My answer is based on Astarita: Thermodynamics: An Advanced Textbook for Chemical Engineers (Springer 1990), especially chapters 2–32 and 3 (Homogeneous reactions). There, the answer to your question is: it depends.
The free energy $G$ (and also entropy and other kinds of free energy) is defined also out of equilibrium.

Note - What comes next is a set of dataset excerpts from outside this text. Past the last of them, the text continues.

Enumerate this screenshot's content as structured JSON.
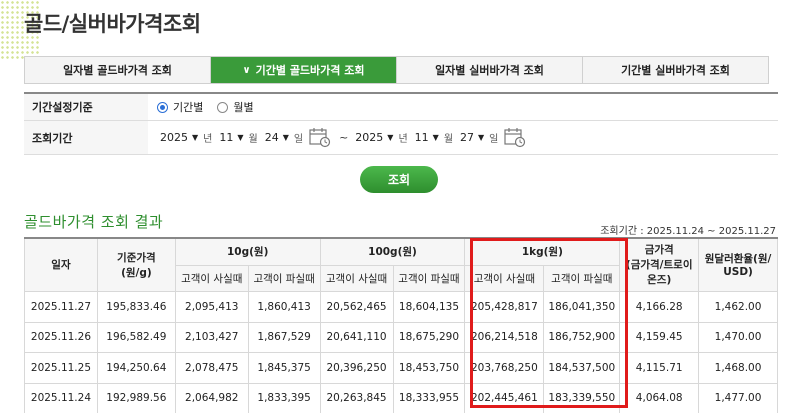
{
  "page": {
    "title": "골드/실버바가격조회"
  },
  "tabs": [
    {
      "label": "일자별 골드바가격 조회",
      "active": false
    },
    {
      "label": "기간별 골드바가격 조회",
      "active": true
    },
    {
      "label": "일자별 실버바가격 조회",
      "active": false
    },
    {
      "label": "기간별 실버바가격 조회",
      "active": false
    }
  ],
  "search": {
    "basis_label": "기간설정기준",
    "basis_options": [
      "기간별",
      "월별"
    ],
    "basis_selected": "기간별",
    "period_label": "조회기간",
    "from": {
      "year": "2025",
      "month": "11",
      "day": "24"
    },
    "to": {
      "year": "2025",
      "month": "11",
      "day": "27"
    },
    "unit_year": "년",
    "unit_month": "월",
    "unit_day": "일",
    "tilde": "~",
    "search_button": "조회"
  },
  "result": {
    "title": "골드바가격 조회 결과",
    "period_text": "조회기간 : 2025.11.24 ~ 2025.11.27",
    "headers": {
      "date": "일자",
      "base_price": "기준가격\n(원/g)",
      "g10": "10g(원)",
      "g100": "100g(원)",
      "kg1": "1kg(원)",
      "gold_price": "금가격\n(금가격/트로이\n온즈)",
      "usd_rate": "원달러환율(원/\nUSD)",
      "buy": "고객이 사실때",
      "sell": "고객이 파실때"
    },
    "rows": [
      {
        "date": "2025.11.27",
        "base": "195,833.46",
        "g10_buy": "2,095,413",
        "g10_sell": "1,860,413",
        "g100_buy": "20,562,465",
        "g100_sell": "18,604,135",
        "kg_buy": "205,428,817",
        "kg_sell": "186,041,350",
        "gold": "4,166.28",
        "usd": "1,462.00"
      },
      {
        "date": "2025.11.26",
        "base": "196,582.49",
        "g10_buy": "2,103,427",
        "g10_sell": "1,867,529",
        "g100_buy": "20,641,110",
        "g100_sell": "18,675,290",
        "kg_buy": "206,214,518",
        "kg_sell": "186,752,900",
        "gold": "4,159.45",
        "usd": "1,470.00"
      },
      {
        "date": "2025.11.25",
        "base": "194,250.64",
        "g10_buy": "2,078,475",
        "g10_sell": "1,845,375",
        "g100_buy": "20,396,250",
        "g100_sell": "18,453,750",
        "kg_buy": "203,768,250",
        "kg_sell": "184,537,500",
        "gold": "4,115.71",
        "usd": "1,468.00"
      },
      {
        "date": "2025.11.24",
        "base": "192,989.56",
        "g10_buy": "2,064,982",
        "g10_sell": "1,833,395",
        "g100_buy": "20,263,845",
        "g100_sell": "18,333,955",
        "kg_buy": "202,445,461",
        "kg_sell": "183,339,550",
        "gold": "4,064.08",
        "usd": "1,477.00"
      }
    ]
  },
  "colors": {
    "accent_green": "#3a9b3a",
    "highlight_red": "#e01b1b",
    "radio_blue": "#2b6fd6"
  },
  "icons": {
    "calendar": "calendar-icon",
    "chevron": "chevron-down-icon"
  }
}
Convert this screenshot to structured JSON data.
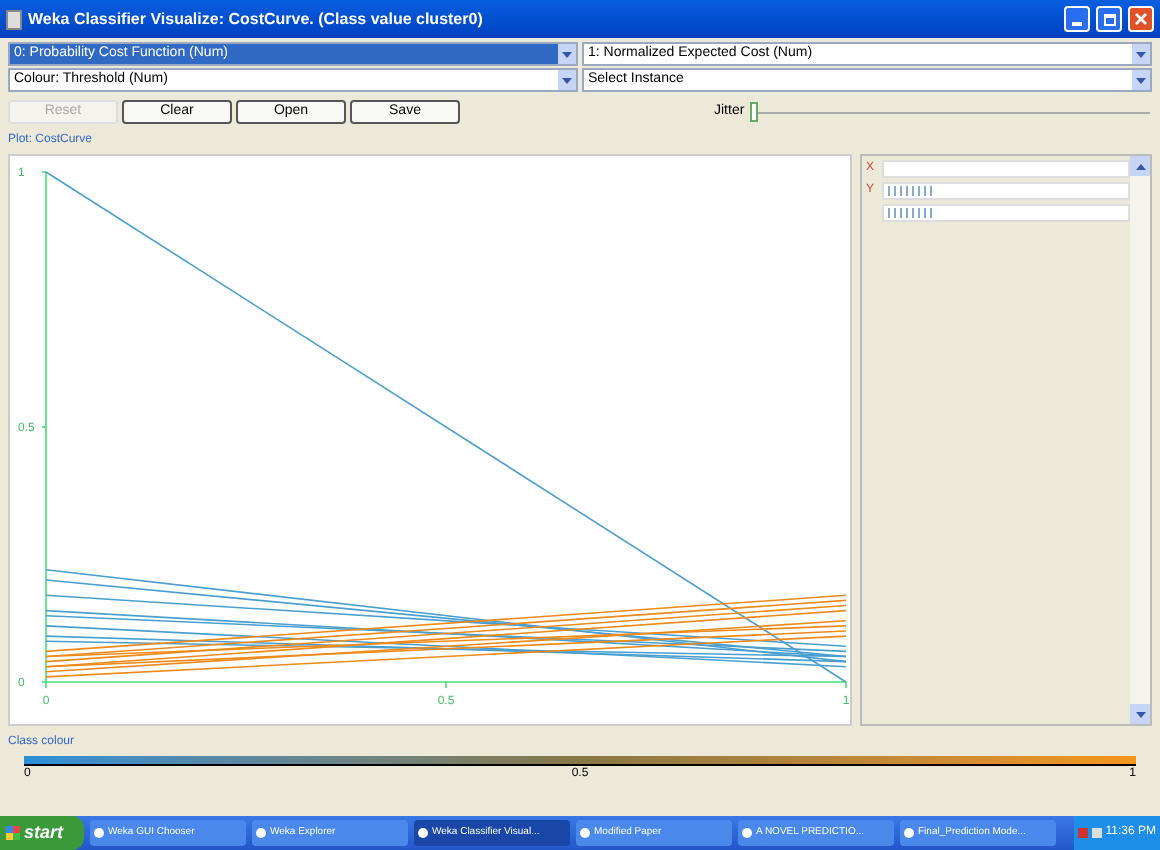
{
  "window": {
    "title": "Weka Classifier Visualize: CostCurve. (Class value cluster0)"
  },
  "axes": [
    {
      "value": "0: Probability Cost Function (Num)",
      "highlighted": true
    },
    {
      "value": "1: Normalized Expected Cost (Num)",
      "highlighted": false
    }
  ],
  "colour_select": {
    "value": "Colour: Threshold (Num)"
  },
  "instance_select": {
    "value": "Select Instance"
  },
  "buttons": [
    {
      "label": "Reset",
      "disabled": true
    },
    {
      "label": "Clear",
      "disabled": false
    },
    {
      "label": "Open",
      "disabled": false
    },
    {
      "label": "Save",
      "disabled": false
    }
  ],
  "jitter": {
    "label": "Jitter",
    "level": 0
  },
  "plot": {
    "title": "Plot: CostCurve",
    "chart_data": {
      "type": "line",
      "x": [
        0,
        1
      ],
      "xlim": [
        0,
        1
      ],
      "ylim": [
        0,
        1
      ],
      "xticks": [
        0,
        0.5,
        1
      ],
      "yticks": [
        0,
        0.5,
        1
      ],
      "series": [
        {
          "color": "#4a9fd0",
          "values": [
            1,
            0
          ]
        },
        {
          "color": "#4a9fd0",
          "values": [
            0.22,
            0.04
          ]
        },
        {
          "color": "#4a9fd0",
          "values": [
            0.2,
            0.05
          ]
        },
        {
          "color": "#4a9fd0",
          "values": [
            0.17,
            0.07
          ]
        },
        {
          "color": "#4a9fd0",
          "values": [
            0.14,
            0.05
          ]
        },
        {
          "color": "#4a9fd0",
          "values": [
            0.13,
            0.06
          ]
        },
        {
          "color": "#4a9fd0",
          "values": [
            0.11,
            0.03
          ]
        },
        {
          "color": "#4a9fd0",
          "values": [
            0.09,
            0.04
          ]
        },
        {
          "color": "#4a9fd0",
          "values": [
            0.08,
            0.05
          ]
        },
        {
          "color": "#ee8a1a",
          "values": [
            0.06,
            0.17
          ]
        },
        {
          "color": "#ee8a1a",
          "values": [
            0.05,
            0.16
          ]
        },
        {
          "color": "#ee8a1a",
          "values": [
            0.04,
            0.15
          ]
        },
        {
          "color": "#ee8a1a",
          "values": [
            0.03,
            0.14
          ]
        },
        {
          "color": "#ee8a1a",
          "values": [
            0.02,
            0.12
          ]
        },
        {
          "color": "#ee8a1a",
          "values": [
            0.05,
            0.11
          ]
        },
        {
          "color": "#ee8a1a",
          "values": [
            0.03,
            0.1
          ]
        },
        {
          "color": "#ee8a1a",
          "values": [
            0.01,
            0.09
          ]
        }
      ]
    }
  },
  "attribute_panel": {
    "rows": [
      {
        "kind": "axis",
        "label": "X"
      },
      {
        "kind": "axis_values",
        "label": "Y"
      },
      {
        "kind": "values"
      }
    ]
  },
  "class_colour": {
    "title": "Class colour",
    "ticks": [
      "0",
      "0.5",
      "1"
    ]
  },
  "taskbar": {
    "start": "start",
    "items": [
      {
        "label": "Weka GUI Chooser",
        "selected": false
      },
      {
        "label": "Weka Explorer",
        "selected": false
      },
      {
        "label": "Weka Classifier Visual...",
        "selected": true
      },
      {
        "label": "Modified Paper",
        "selected": false
      },
      {
        "label": "A NOVEL PREDICTIO...",
        "selected": false
      },
      {
        "label": "Final_Prediction Mode...",
        "selected": false
      }
    ],
    "clock": "11:36 PM"
  }
}
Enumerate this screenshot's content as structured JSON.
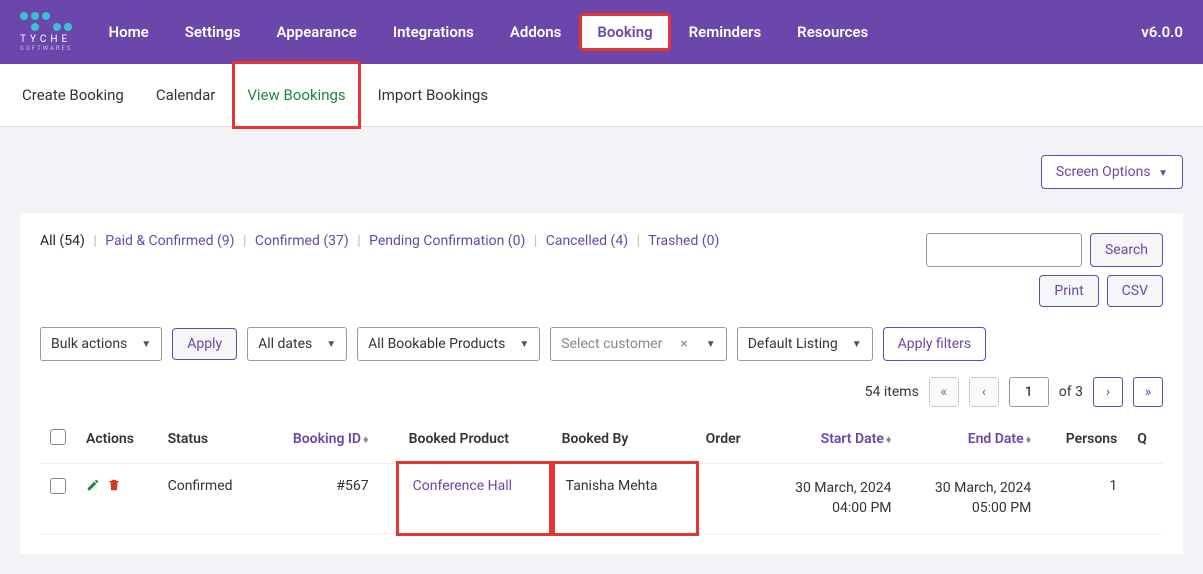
{
  "brand": {
    "name": "TYCHE",
    "subtitle": "SOFTWARES"
  },
  "version": "v6.0.0",
  "nav": {
    "items": [
      {
        "label": "Home"
      },
      {
        "label": "Settings"
      },
      {
        "label": "Appearance"
      },
      {
        "label": "Integrations"
      },
      {
        "label": "Addons"
      },
      {
        "label": "Booking",
        "active": true,
        "highlighted": true
      },
      {
        "label": "Reminders"
      },
      {
        "label": "Resources"
      }
    ]
  },
  "subnav": {
    "items": [
      {
        "label": "Create Booking"
      },
      {
        "label": "Calendar"
      },
      {
        "label": "View Bookings",
        "active": true,
        "highlighted": true
      },
      {
        "label": "Import Bookings"
      }
    ]
  },
  "screen_options_label": "Screen Options",
  "status_filters": [
    {
      "label": "All",
      "count": "54",
      "current": true
    },
    {
      "label": "Paid & Confirmed",
      "count": "9"
    },
    {
      "label": "Confirmed",
      "count": "37"
    },
    {
      "label": "Pending Confirmation",
      "count": "0"
    },
    {
      "label": "Cancelled",
      "count": "4"
    },
    {
      "label": "Trashed",
      "count": "0"
    }
  ],
  "search_label": "Search",
  "print_label": "Print",
  "csv_label": "CSV",
  "bulk": {
    "bulk_actions": "Bulk actions",
    "apply": "Apply",
    "all_dates": "All dates",
    "all_products": "All Bookable Products",
    "select_customer": "Select customer",
    "default_listing": "Default Listing",
    "apply_filters": "Apply filters"
  },
  "pager": {
    "items_text": "54 items",
    "page": "1",
    "of_text": "of 3"
  },
  "table": {
    "headers": {
      "actions": "Actions",
      "status": "Status",
      "booking_id": "Booking ID",
      "booked_product": "Booked Product",
      "booked_by": "Booked By",
      "order": "Order",
      "start_date": "Start Date",
      "end_date": "End Date",
      "persons": "Persons",
      "q": "Q"
    },
    "rows": [
      {
        "status": "Confirmed",
        "booking_id": "#567",
        "booked_product": "Conference Hall",
        "booked_by": "Tanisha Mehta",
        "order": "",
        "start_date": "30 March, 2024",
        "start_time": "04:00 PM",
        "end_date": "30 March, 2024",
        "end_time": "05:00 PM",
        "persons": "1"
      }
    ]
  }
}
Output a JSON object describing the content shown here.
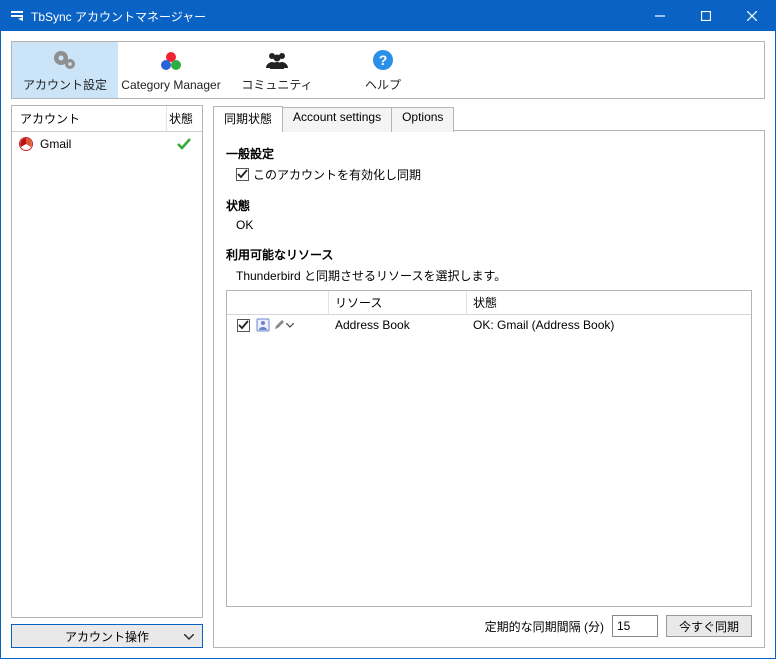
{
  "window": {
    "title": "TbSync アカウントマネージャー"
  },
  "toolbar": {
    "account_settings": "アカウント設定",
    "category_manager": "Category Manager",
    "community": "コミュニティ",
    "help": "ヘルプ"
  },
  "accounts": {
    "header_account": "アカウント",
    "header_state": "状態",
    "items": [
      {
        "name": "Gmail",
        "state": "ok"
      }
    ],
    "operations_label": "アカウント操作"
  },
  "tabs": {
    "items": [
      {
        "label": "同期状態",
        "active": true
      },
      {
        "label": "Account settings",
        "active": false
      },
      {
        "label": "Options",
        "active": false
      }
    ]
  },
  "panel": {
    "general_title": "一般設定",
    "enable_label": "このアカウントを有効化し同期",
    "state_title": "状態",
    "state_value": "OK",
    "resources_title": "利用可能なリソース",
    "resources_hint": "Thunderbird と同期させるリソースを選択します。",
    "res_header_empty": "",
    "res_header_resource": "リソース",
    "res_header_state": "状態",
    "resources": [
      {
        "checked": true,
        "name": "Address Book",
        "state": "OK: Gmail (Address Book)"
      }
    ],
    "interval_label": "定期的な同期間隔 (分)",
    "interval_value": "15",
    "sync_now": "今すぐ同期"
  }
}
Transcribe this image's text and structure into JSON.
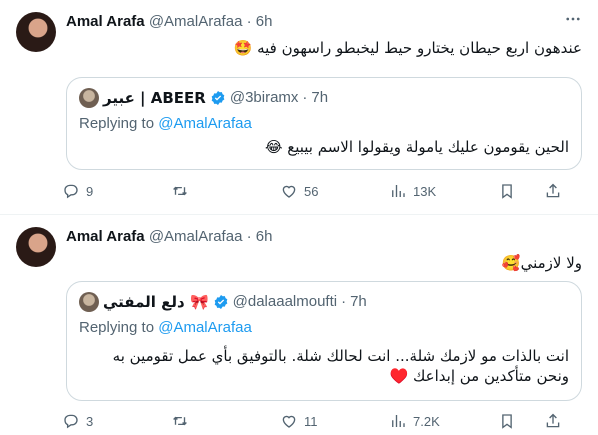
{
  "tweets": [
    {
      "name": "Amal Arafa",
      "handle": "@AmalArafaa",
      "dot": "·",
      "time": "6h",
      "text": "عندهون اربع حيطان يختارو حيط ليخبطو راسهون فيه 🤩",
      "quote": {
        "name": "عبير | ABEER",
        "handle": "@3biramx",
        "dot": "·",
        "time": "7h",
        "replying_prefix": "Replying to ",
        "replying_mention": "@AmalArafaa",
        "text": "الحين يقومون عليك يامولة ويقولوا الاسم بيبيع 😂"
      },
      "actions": {
        "replies": "9",
        "retweets": "",
        "likes": "56",
        "views": "13K"
      }
    },
    {
      "name": "Amal Arafa",
      "handle": "@AmalArafaa",
      "dot": "·",
      "time": "6h",
      "text": "ولا لازمني🥰",
      "quote": {
        "name": "دلع المفتي 🎀",
        "handle": "@dalaaalmoufti",
        "dot": "·",
        "time": "7h",
        "replying_prefix": "Replying to ",
        "replying_mention": "@AmalArafaa",
        "text": "انت بالذات مو لازمك شلة... انت لحالك شلة. بالتوفيق بأي عمل تقومين به ونحن متأكدين من إبداعك ♥️"
      },
      "actions": {
        "replies": "3",
        "retweets": "",
        "likes": "11",
        "views": "7.2K"
      }
    }
  ],
  "colors": {
    "accent": "#1d9bf0",
    "muted": "#536471",
    "border": "#cfd9de",
    "text": "#0f1419"
  },
  "icons": [
    "more-icon",
    "verified-badge-icon",
    "reply-icon",
    "retweet-icon",
    "like-icon",
    "views-icon",
    "bookmark-icon",
    "share-icon"
  ]
}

There are systems for which the free energy depends, out of equilibrium, only on the same variables that define the equilibrium of the system (Astarita calls these the "site"). For example let's say temperature $T$ and volume $V$. Then $G(t) = G[T(t), V(t)]$ at every time $t$. Let's say that at some time $t_0$ the system passes through values $T(t_0)=T_0$ and $V(t_0) = V_0$, without being in equilibrium. Then you can measure the free energy at time $t_0$, even if the system is not at equilibrium then, and the value you find is the same the system would have in equilibrium at $T_0$ and $V_0$.
There are systems for which the free energy depends also on non-equilibrium variables. For example we could have $G(t) = G[T(t), V(t), \dot{V}(t)]$, where $\dot{V}(t)$ is the instantaneous rate of change of volume at time $t$. In this case, even if $T(t_0)=T_0$ and $V(t_0) = V_0$ at some time $t_0$, the free energy doesn't have, at that time, the value it would have in equilibrium at $T_0$ and $V_0$ (which is $G[T=T_0, V=V_0, \dot{V}=0]$), because it depends on $\dot{V}(t_0)$, which is different from zero if the system is out of equilibrium.
What I wrote is just an example; the dependence could be on other non-equilibrium quantities and rates of change.
It's worth taking a look at the book, because it discusses such non-equilibrium matters, especially in regard to chemical reactions, at great lengths.